Isto parece simples: não cantamos há muito tempo o nosso amor e as nossas obrigações em relação à terra dos homens livres e lar dos bravos? Sim, mas o que e quem amamos? Obviamente que não é o solo que estragamos constantemente. Também não são as águas que assumidamente não têm para nós outra função que não seja por a funcionar turbinas, a flutuar barcos e a transportar produtos. E também não amamos as plantas dado que exterminamos comunidades inteiras sem piscar um olho. E os animais também não porque já exterminámos muitas das mais numerosas e belas espécies. Uma ética da Terra não pode impedir a alteração, a manipulação e o uso destes “recursos” mas afirma o seu direito a continuarem a existir e, pelo menos nalguns locais, num estado natural.
Em suma, uma ética da Terra muda o estatuto e o papel do ser humano: de conquistador e dominador da comunidade terrestre passa a simples membro.
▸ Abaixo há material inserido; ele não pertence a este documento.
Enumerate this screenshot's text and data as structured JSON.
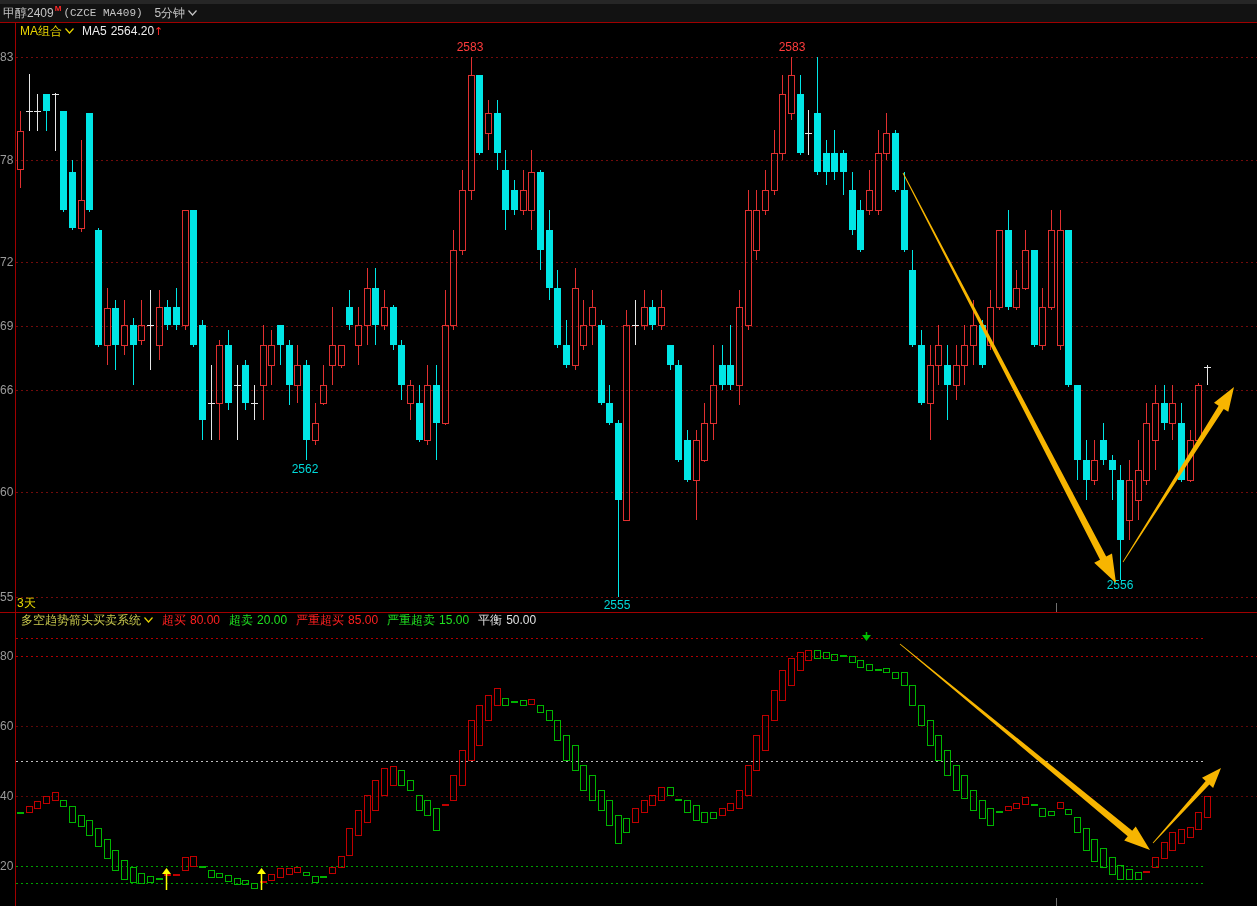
{
  "title_bar": {
    "symbol": "甲醇2409",
    "symbol_mark": "M",
    "exchange_code": "(CZCE MA409)",
    "period": "5分钟"
  },
  "price_panel": {
    "indicator_menu": "MA组合",
    "moving_average": {
      "label": "MA5",
      "value": "2564.20",
      "trend": "↑"
    },
    "y_axis_labels": [
      "83",
      "78",
      "72",
      "69",
      "66",
      "60",
      "55"
    ],
    "extreme_labels": [
      {
        "text": "2583",
        "kind": "high"
      },
      {
        "text": "2583",
        "kind": "high"
      },
      {
        "text": "2562",
        "kind": "low"
      },
      {
        "text": "2556",
        "kind": "low"
      },
      {
        "text": "2555",
        "kind": "low"
      }
    ],
    "range_label": "3天"
  },
  "indicator_panel": {
    "indicator_menu": "多空趋势箭头买卖系统",
    "parameters": [
      {
        "label": "超买",
        "value": "80.00",
        "color": "#ff2020"
      },
      {
        "label": "超卖",
        "value": "20.00",
        "color": "#20e020"
      },
      {
        "label": "严重超买",
        "value": "85.00",
        "color": "#ff2020"
      },
      {
        "label": "严重超卖",
        "value": "15.00",
        "color": "#20e020"
      },
      {
        "label": "平衡",
        "value": "50.00",
        "color": "#e0e0e0"
      }
    ],
    "y_axis_labels": [
      "80",
      "60",
      "40",
      "20"
    ]
  }
}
Isso implica respeito pelos seus membros e respeito pela comunidade em si mesma.»
Para a ética da Terra, esta e todos os seus habitantes constituem uma entidade moral. A espécie humana tem valor mas é uma entre muitas espécies valiosas dessa comunidade terrestre. Nenhuma espécie tem, em princípio, mais direito a viver do que outra. Por atribuir valor intrínseco não unicamente a seres vivos individuais, mas às totalidades que constituem essa comunidade maior que é a comunidade biótica, formada pela matéria orgânica e não orgânica e por todos os seres vivos, a ética da Terra tem um caráter holístico. O que é objeto de consideração moral são essas entidades coletivas que não se reduzem à soma das partes que as constituem.
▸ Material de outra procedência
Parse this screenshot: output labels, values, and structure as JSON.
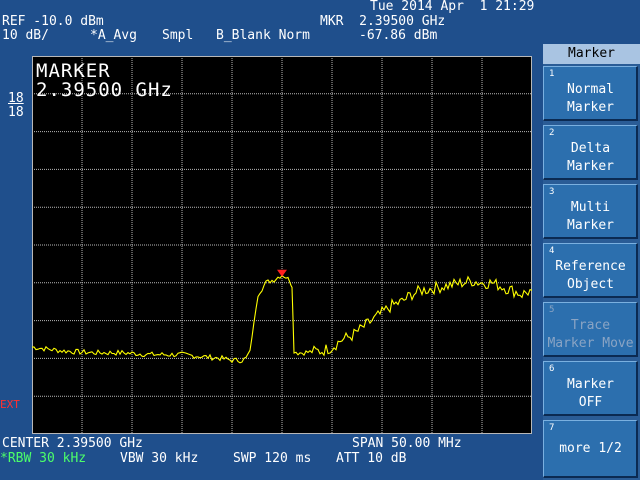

A ética da Terra de Aldo Leopold constituiu para muitos a primeira crítica consistente da ideia de que a natureza existe para servir os seres humanos, da primazia dos valores económicos sobre os valores ecológicos, do consumismo sem noção dos seus limites e um apelo à consciencialização da dimensão ecológica dos seres humanos.
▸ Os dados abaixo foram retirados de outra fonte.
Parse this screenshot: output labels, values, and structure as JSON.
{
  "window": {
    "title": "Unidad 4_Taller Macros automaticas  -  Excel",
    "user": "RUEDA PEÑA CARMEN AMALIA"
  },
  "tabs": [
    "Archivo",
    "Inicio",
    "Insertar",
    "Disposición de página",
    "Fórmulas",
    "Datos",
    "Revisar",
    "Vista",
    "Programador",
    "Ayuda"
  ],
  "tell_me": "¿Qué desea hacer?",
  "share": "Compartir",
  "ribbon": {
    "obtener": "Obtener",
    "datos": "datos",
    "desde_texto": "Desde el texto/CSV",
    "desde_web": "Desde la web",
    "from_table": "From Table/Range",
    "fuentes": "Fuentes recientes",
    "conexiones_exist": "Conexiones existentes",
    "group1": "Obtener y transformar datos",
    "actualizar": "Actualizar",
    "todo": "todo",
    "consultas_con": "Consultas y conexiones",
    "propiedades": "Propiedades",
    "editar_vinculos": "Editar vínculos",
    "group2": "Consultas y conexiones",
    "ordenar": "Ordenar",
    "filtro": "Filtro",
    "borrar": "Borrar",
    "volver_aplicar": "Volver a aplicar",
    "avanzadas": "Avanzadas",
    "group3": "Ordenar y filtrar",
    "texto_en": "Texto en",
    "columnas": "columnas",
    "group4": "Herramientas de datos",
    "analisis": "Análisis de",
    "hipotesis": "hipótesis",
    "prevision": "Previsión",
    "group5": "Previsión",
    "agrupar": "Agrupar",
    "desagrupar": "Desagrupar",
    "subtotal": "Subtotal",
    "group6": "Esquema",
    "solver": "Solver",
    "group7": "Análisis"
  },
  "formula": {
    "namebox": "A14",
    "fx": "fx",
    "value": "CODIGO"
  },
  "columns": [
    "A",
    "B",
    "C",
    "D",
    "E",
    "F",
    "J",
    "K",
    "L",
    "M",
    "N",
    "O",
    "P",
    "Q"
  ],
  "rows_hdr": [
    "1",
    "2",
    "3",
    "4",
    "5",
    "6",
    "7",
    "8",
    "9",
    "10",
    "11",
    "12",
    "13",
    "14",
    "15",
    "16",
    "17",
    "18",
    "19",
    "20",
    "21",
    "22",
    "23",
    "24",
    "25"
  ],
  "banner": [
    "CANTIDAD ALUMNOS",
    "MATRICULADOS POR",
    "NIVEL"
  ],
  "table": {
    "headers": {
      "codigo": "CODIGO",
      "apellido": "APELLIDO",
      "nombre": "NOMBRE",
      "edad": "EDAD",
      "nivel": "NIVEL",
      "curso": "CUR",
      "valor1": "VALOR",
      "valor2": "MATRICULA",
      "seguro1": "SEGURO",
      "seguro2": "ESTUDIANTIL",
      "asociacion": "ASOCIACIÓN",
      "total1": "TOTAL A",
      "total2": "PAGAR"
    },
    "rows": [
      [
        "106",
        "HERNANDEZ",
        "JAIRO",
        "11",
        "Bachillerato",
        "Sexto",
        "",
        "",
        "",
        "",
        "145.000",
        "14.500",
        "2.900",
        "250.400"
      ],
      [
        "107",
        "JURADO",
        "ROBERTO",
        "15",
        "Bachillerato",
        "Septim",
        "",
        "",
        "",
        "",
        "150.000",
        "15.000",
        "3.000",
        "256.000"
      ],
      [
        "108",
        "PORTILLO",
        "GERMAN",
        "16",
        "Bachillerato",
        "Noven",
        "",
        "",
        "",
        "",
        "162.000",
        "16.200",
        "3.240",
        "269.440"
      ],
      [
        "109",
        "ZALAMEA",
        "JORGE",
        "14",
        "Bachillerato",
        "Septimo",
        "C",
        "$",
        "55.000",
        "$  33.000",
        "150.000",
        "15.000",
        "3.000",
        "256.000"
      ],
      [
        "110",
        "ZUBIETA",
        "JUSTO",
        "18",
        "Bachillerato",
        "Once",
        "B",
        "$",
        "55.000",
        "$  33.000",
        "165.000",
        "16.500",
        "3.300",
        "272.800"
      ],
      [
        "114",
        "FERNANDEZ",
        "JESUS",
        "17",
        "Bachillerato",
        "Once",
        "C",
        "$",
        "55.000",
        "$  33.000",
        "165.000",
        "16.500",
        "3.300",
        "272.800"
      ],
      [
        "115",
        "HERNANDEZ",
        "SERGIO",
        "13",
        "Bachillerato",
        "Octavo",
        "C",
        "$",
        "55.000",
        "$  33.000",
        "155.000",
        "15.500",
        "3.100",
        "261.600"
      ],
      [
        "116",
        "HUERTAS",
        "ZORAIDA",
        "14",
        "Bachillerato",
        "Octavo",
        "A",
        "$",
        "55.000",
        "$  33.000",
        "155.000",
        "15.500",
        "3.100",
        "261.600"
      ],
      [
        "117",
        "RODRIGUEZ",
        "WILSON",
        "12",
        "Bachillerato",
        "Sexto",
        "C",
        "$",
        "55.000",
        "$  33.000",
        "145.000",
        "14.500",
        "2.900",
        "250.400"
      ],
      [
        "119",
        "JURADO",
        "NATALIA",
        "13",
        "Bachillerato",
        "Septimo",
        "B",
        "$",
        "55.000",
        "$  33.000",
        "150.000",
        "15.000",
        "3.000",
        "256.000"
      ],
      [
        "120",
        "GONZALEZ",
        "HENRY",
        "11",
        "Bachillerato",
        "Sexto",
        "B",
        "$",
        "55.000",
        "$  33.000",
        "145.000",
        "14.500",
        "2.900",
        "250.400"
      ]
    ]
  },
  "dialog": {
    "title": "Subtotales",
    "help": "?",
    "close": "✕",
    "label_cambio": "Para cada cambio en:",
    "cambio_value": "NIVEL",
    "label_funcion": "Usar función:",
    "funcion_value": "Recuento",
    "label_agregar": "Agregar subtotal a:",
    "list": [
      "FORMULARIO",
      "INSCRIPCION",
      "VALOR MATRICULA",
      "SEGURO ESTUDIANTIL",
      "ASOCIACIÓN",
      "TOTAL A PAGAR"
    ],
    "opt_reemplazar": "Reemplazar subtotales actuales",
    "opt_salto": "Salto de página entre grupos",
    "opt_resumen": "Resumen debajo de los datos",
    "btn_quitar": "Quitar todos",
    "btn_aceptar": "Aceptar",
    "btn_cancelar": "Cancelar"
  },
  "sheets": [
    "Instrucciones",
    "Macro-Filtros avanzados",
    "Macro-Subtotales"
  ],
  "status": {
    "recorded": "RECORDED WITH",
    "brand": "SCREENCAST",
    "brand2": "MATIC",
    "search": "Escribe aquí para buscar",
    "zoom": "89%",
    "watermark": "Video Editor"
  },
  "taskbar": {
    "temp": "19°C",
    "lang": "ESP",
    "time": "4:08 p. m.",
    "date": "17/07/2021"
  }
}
A perspetiva de Leopold ficou conhecida pelo nome de ecocentrismo ou mais corretamente inspirou, entre outras, essa corrente ambientalista.
Para o ecocentrismo, os seres humanos são simplesmente partes desse complicado sistema que é a Terra. Todos os componentes desse sistema que é a Terra têm valor próprio: baseiam essa crença na ideia de interdependência de todas as coisas que compõem a Terra.
O ecocentrismo defende uma perspetiva centrada na natureza entendida como comunidade global. Os seres humanos não estão acima nem fora desse sistema global porque devemos reconhecer a nossa necessária ligação ao mundo não humano e o modo como as nossas ações afetam os ecossistemas e o funcionamento da biosfera.
Uma caraterística importante do ecocentrismo é atribuir mais importância moral ao equilíbrio e conservação das comunidades ecológicas e ecossistemas do que aos indivíduos, sejam eles organismos ou não. Daí se segue que a resolução de conflitos de interesses deve fazer-se, não em função da importância dos interesses de cada indivíduo nem do estatuto de cada indivíduo, mas da importância do seu contributo para a preservação do equilíbrio do todo. Assim, se uma determinada população consome mais recursos do que é sustentável pondo em risco a preservação do equilíbrio de um dado ecossistema, deve-se, em nome dos interesses do todo, suprimir a ameaça local que essa população representa.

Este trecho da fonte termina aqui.